Kanclerz poinformował, że przed zbliżającym się szczytem UE zabiegał o szerokie poparcie dla oficjalnego ogłoszenia Ukrainy kandydatem do członkostwa w UE. Zapewnił, że zrobi wszystko, aby wszystkie 27 krajów członkowskich powiedziało „tak”. Szefowie państw i rządów Unii Europejskiej spotkają się w Brukseli w najbliższy czwartek i piątek.
Podczas wizyty w Kijowie Scholz porozumiał się z prezydentem Francji Emmanuelem Macronem, premierem Włoch Mario Draghim i prezydentem Rumunii Klausem Iohannisem, że zaakceptują status kandydata w przypadku Ukrainy i sąsiadującej z nią Mołdawii.
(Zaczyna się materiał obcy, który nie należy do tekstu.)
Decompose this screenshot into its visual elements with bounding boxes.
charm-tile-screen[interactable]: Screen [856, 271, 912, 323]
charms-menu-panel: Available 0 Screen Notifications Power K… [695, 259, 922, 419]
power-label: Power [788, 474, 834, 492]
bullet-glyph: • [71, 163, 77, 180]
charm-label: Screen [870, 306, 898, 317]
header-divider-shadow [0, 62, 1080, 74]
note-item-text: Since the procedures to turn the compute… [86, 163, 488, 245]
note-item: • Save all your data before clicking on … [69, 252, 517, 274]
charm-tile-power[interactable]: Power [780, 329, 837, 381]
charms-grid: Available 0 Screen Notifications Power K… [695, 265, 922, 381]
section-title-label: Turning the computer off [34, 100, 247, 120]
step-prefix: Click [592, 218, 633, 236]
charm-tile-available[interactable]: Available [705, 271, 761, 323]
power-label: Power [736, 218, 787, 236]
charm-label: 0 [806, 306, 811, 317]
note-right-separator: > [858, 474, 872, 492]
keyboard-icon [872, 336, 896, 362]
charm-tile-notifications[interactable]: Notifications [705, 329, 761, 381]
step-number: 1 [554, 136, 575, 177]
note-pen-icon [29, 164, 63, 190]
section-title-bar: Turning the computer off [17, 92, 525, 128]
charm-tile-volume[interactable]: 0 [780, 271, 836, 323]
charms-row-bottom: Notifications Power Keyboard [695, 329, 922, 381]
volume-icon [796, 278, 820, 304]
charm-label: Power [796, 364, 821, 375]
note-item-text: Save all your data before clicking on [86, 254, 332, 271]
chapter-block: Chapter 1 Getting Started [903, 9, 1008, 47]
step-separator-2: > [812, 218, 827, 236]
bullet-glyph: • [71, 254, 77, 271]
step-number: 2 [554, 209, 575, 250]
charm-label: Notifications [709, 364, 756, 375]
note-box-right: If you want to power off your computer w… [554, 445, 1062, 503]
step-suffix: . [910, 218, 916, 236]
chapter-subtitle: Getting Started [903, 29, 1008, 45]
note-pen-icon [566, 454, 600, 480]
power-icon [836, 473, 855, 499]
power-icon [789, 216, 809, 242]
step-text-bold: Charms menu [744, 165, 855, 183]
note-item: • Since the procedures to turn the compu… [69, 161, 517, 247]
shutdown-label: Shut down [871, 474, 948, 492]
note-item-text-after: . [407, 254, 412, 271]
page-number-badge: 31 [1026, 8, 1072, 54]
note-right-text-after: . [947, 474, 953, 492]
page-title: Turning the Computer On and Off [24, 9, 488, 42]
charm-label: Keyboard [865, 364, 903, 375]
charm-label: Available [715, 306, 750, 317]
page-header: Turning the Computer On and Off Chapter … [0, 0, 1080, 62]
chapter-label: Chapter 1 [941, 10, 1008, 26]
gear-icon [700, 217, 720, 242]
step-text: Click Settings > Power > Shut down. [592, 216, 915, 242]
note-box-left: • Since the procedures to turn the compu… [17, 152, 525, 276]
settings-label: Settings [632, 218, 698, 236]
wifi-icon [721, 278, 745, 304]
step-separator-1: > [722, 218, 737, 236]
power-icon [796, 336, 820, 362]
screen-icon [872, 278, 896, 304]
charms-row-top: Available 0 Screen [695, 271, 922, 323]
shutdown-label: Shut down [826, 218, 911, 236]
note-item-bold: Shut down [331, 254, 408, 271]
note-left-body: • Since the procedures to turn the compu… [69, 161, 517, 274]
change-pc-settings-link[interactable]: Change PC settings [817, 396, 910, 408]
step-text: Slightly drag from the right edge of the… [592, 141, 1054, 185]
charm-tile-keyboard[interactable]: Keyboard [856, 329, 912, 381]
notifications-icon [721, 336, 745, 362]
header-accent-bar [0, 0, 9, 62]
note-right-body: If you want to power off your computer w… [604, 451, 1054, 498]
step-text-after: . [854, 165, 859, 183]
Ponadto podkreślił, że UE musi dać zielone światło dla negocjacji akcesyjnych z Albanią i Macedonią Północną.
Przypomniał też, że od początku rosyjskiej agresji Unia Europejska zorganizowała już miliardowe fundusze na pomoc Ukrainie. – Będziemy jednak potrzebować o wiele więcej miliardów euro i dolarów na odbudowę, i to w nadchodzących latach. Jest to możliwe do osiągnięcia tylko wspólnymi siłami – dodał. Poinformował, że w ramach obecnego przewodnictwa Niemiec w grupie krajów G7 Berlin planuje zwołanie międzynarodowej konferencji ekspertów w sprawie pomocy Ukrainie.
– Podobnie jak zniszczona wojną Europa, dziś Ukraina potrzebuje planu odbudowy na wzór planu Marshalla. Rozmiar zniszczeń jest ogromny – przekonywał kanclerz.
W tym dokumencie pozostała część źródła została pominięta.